Iwasaki: There were just many, many findings over the years. It's not something that we just came up with overnight. My lab started 21 years ago trying to understand how herpes simplex virus infects the host and how we can manipulate the immune system to block that process. So we have this “prime and pull” strategy to be able to block primary infection as well as potentially therapeutic vaccines against existing genital herpes. Other applications include a vaccination strategy with a cervical cancer vaccine. We have a collaboration with Dr. Alessandro Santin here at Yale, where we are using that strategy to establish immune response within the cervix of women who have pre-cancerous lesions with HPV.
For those two viruses, presumably it isn’t an intranasal approach.
Iwasaki: With the genital herpes and the cervical cancer vaccine, the mucosal immunity is in the genital mucosa. The application is obviously through different routes, but the concept is the same.

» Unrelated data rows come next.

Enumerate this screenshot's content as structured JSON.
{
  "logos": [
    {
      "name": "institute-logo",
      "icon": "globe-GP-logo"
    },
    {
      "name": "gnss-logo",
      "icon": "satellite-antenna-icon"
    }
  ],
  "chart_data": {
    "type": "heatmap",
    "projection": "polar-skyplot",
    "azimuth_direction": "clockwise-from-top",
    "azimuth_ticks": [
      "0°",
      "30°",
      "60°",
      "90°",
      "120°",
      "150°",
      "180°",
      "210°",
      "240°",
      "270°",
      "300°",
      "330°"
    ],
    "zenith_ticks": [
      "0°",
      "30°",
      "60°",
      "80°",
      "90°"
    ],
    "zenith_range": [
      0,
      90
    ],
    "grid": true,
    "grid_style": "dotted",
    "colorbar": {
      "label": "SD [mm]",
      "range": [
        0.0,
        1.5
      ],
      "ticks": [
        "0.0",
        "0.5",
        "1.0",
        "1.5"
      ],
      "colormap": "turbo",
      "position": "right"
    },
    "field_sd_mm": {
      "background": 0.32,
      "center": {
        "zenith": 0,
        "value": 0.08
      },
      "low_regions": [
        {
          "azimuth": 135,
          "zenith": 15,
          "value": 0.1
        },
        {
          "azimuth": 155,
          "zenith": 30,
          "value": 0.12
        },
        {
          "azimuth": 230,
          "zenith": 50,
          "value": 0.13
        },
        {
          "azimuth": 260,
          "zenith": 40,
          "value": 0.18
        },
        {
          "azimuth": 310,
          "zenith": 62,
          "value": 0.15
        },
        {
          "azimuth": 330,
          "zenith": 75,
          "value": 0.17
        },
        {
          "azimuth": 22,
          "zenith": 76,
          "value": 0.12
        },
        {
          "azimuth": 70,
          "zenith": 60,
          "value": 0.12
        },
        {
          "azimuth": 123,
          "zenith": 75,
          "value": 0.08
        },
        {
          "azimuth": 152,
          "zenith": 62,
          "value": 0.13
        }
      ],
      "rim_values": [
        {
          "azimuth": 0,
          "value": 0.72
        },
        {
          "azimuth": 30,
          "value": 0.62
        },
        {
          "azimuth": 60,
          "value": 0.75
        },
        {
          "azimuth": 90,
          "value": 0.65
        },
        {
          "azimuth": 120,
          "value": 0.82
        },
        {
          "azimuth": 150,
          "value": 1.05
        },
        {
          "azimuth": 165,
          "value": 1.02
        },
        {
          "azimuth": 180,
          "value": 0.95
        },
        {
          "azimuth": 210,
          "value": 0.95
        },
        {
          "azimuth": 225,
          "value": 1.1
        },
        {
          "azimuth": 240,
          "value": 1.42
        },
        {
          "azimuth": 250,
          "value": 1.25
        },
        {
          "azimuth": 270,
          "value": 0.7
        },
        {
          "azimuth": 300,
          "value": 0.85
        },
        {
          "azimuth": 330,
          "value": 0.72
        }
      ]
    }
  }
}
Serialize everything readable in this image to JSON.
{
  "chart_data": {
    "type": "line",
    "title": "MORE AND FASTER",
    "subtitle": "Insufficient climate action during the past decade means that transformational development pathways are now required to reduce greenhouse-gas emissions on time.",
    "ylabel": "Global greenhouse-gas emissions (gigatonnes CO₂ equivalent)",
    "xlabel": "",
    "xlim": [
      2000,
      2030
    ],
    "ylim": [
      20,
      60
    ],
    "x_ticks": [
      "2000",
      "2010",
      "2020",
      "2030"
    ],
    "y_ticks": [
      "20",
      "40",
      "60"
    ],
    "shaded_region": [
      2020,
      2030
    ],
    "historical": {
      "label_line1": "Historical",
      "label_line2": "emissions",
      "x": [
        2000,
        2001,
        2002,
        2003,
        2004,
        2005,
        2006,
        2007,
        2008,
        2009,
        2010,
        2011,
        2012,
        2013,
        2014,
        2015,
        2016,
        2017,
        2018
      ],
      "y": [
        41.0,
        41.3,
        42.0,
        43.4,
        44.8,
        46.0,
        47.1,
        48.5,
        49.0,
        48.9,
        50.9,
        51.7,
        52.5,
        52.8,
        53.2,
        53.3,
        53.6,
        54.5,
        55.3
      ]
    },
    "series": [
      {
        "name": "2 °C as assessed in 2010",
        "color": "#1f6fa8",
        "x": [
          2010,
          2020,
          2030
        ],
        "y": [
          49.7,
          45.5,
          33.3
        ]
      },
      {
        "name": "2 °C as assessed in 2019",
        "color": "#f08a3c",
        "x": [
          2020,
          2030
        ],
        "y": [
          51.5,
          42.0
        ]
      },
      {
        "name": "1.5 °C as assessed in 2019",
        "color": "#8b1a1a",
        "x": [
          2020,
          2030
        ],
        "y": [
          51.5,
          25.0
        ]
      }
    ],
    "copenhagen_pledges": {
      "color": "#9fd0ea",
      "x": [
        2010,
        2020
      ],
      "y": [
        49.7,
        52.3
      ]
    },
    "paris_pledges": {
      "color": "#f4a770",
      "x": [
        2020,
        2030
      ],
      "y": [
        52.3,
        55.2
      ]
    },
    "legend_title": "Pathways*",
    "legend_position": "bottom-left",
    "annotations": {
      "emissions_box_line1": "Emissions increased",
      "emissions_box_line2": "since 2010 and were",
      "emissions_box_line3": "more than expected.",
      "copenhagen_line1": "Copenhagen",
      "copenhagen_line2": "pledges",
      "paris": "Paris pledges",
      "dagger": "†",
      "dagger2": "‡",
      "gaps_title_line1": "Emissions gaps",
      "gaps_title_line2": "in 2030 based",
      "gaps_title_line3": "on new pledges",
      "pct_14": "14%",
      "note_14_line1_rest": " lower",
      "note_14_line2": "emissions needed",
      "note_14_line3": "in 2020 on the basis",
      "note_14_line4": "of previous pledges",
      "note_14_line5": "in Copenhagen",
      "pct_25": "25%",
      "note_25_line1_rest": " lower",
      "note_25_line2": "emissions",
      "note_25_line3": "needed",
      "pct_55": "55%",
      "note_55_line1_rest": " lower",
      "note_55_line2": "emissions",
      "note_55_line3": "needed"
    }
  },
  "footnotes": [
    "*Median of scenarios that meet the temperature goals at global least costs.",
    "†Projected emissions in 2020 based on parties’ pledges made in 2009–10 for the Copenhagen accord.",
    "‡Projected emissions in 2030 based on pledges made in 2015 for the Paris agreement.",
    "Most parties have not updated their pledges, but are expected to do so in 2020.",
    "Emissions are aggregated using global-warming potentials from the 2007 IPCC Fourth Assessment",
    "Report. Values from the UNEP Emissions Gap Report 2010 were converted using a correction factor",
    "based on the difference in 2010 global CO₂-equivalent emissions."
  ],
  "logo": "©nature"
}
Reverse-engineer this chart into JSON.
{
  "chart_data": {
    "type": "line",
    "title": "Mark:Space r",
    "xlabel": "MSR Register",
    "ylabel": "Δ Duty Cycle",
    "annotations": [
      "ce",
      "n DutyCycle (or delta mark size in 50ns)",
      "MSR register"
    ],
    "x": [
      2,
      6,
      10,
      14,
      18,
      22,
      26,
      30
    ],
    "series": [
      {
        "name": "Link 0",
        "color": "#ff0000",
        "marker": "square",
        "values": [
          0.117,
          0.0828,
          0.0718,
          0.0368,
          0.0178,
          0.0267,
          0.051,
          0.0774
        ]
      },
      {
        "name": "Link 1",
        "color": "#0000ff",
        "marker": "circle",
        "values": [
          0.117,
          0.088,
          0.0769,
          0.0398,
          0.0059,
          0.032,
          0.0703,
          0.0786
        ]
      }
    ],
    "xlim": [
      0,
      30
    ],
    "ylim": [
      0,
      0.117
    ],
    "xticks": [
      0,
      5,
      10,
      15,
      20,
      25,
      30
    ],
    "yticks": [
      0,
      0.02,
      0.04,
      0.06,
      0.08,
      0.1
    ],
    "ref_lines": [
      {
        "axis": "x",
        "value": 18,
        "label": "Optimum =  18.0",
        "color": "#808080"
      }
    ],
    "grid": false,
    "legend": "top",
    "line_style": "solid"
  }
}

Is there anything else you want to add?
Iwasaki: I think that the mucosal vaccine will supplement and complement the existing vaccines against COVID, and it might help people who are afraid to take the needle because the nasal vaccine is basically going to be a spray. So you just take it as nasal spray and it's a little bit less scary. So hopefully that will increase the number of people who want to vaccinate themselves.